In our study, a significant impact of dental diseases on physical performance and endurance was identified. The presence of a dental diagnosis (Group 1) was associated with statistically significant differences (p < 0.05) compared to the group of athletes without a dental diagnosis (Group 0) across a range of physiological indicators characterizing physical endurance and performance: respiratory exchange ratio R(0) = 1.05 [ 1.03; 1.09], R(1) = 1.04 [1.03; 1.07]; heart rate at aerobic threshold HR_AerT(0) = 110.00 [ 100.00; 122.00], HR_AerT(1) = 114.00 [102.00; 126.00]; heart rate at anaerobic threshold HR_AT(0) = 143.00 [ 132.00; 154.00], HR_AT(1) = 147.00 [ 134.00; 158.00]; heart rate at peak load HR_peak(0) = 151.00 [ 144.00; 160.00], HR_peak(1) = 152.00 [ 144.00; 163.00]; heart rate at 3 min of recovery HR_3min(0) = 91.00 [ 82.00; 101.00], HR_3min(1) = 93.00 [ 84.00; 102.00]; power output at the anaerobic threshold level Pwr_AT(0) = 190.00 [ 165.00; 230.00], Pwr_AT(1) = 200.00 [ 165.00; 240.00].

The identified patterns indicate the need to incorporate dental examinations and preventive measures into mandatory medical support for athletes.
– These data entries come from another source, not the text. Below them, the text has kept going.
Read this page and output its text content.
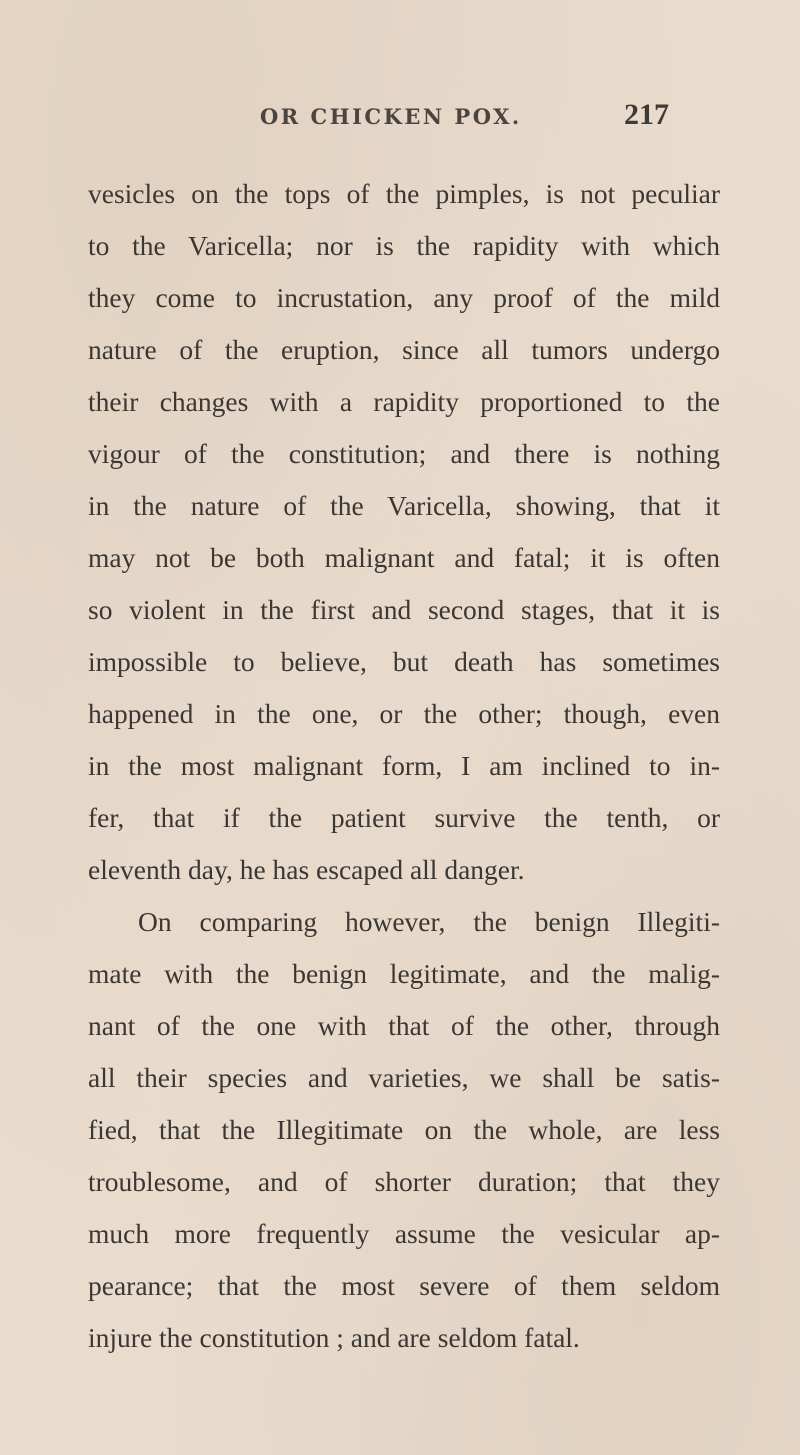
OR CHICKEN POX.	217
vesicles on the tops of the pimples, is not peculiar
to the Varicella; nor is the rapidity with which
they come to incrustation, any proof of the mild
nature of the eruption, since all tumors undergo
their changes with a rapidity proportioned to the
vigour of the constitution; and there is nothing
in the nature of the Varicella, showing, that it
may not be both malignant and fatal; it is often
so violent in the first and second stages, that it is
impossible to believe, but death has sometimes
happened in the one, or the other; though, even
in the most malignant form, I am inclined to in-
fer, that if the patient survive the tenth, or
eleventh day, he has escaped all danger.
On comparing however, the benign Illegiti-
mate with the benign legitimate, and the malig-
nant of the one with that of the other, through
all their species and varieties, we shall be satis-
fied, that the Illegitimate on the whole, are less
troublesome, and of shorter duration; that they
much more frequently assume the vesicular ap-
pearance; that the most severe of them seldom
injure the constitution ; and are seldom fatal.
Regular checkups, timely treatment of oral diseases, and the use of protective devices, such as mouthguards, can mitigate the negative impact of dental pathologies on athletic performance. Based on statistically significant differences in performance parameters among combat sports athletes, measures have been proposed to develop interventions for correcting the dental status of highly qualified athletes. These include:

1) need for prevention (regular dental examinations, the use of protective mouthguards, and increased awareness among athletes and coaches about oral hygiene are key measures to minimize negative impacts);

2) comprehensive approach (integrating dental care into the athletes’ medical support system should become a mandatory part of preparation, particularly in contact sports);

3) further research (additional studies are needed to assess the long-term effects of dental interventions and their impact on cognitive functions and psychological state of athletes);

4) use of individual aligners (to prevent excessive impact on teeth under conditions of overload and extreme situations.

These findings and recommendations can serve as a basis for developing prevention programs and improving athletic performance through optimizing oral health. The use of individual aligners is recommended for specialists whose activities involve overload and extreme situations (pilots, astronauts, military personnel). Individual aligners are considered as a means of prevention and adaptation to real and simulated conditions of changing gravity, relevant to the development of adequate methods for preventing the negative impact of space flight factors.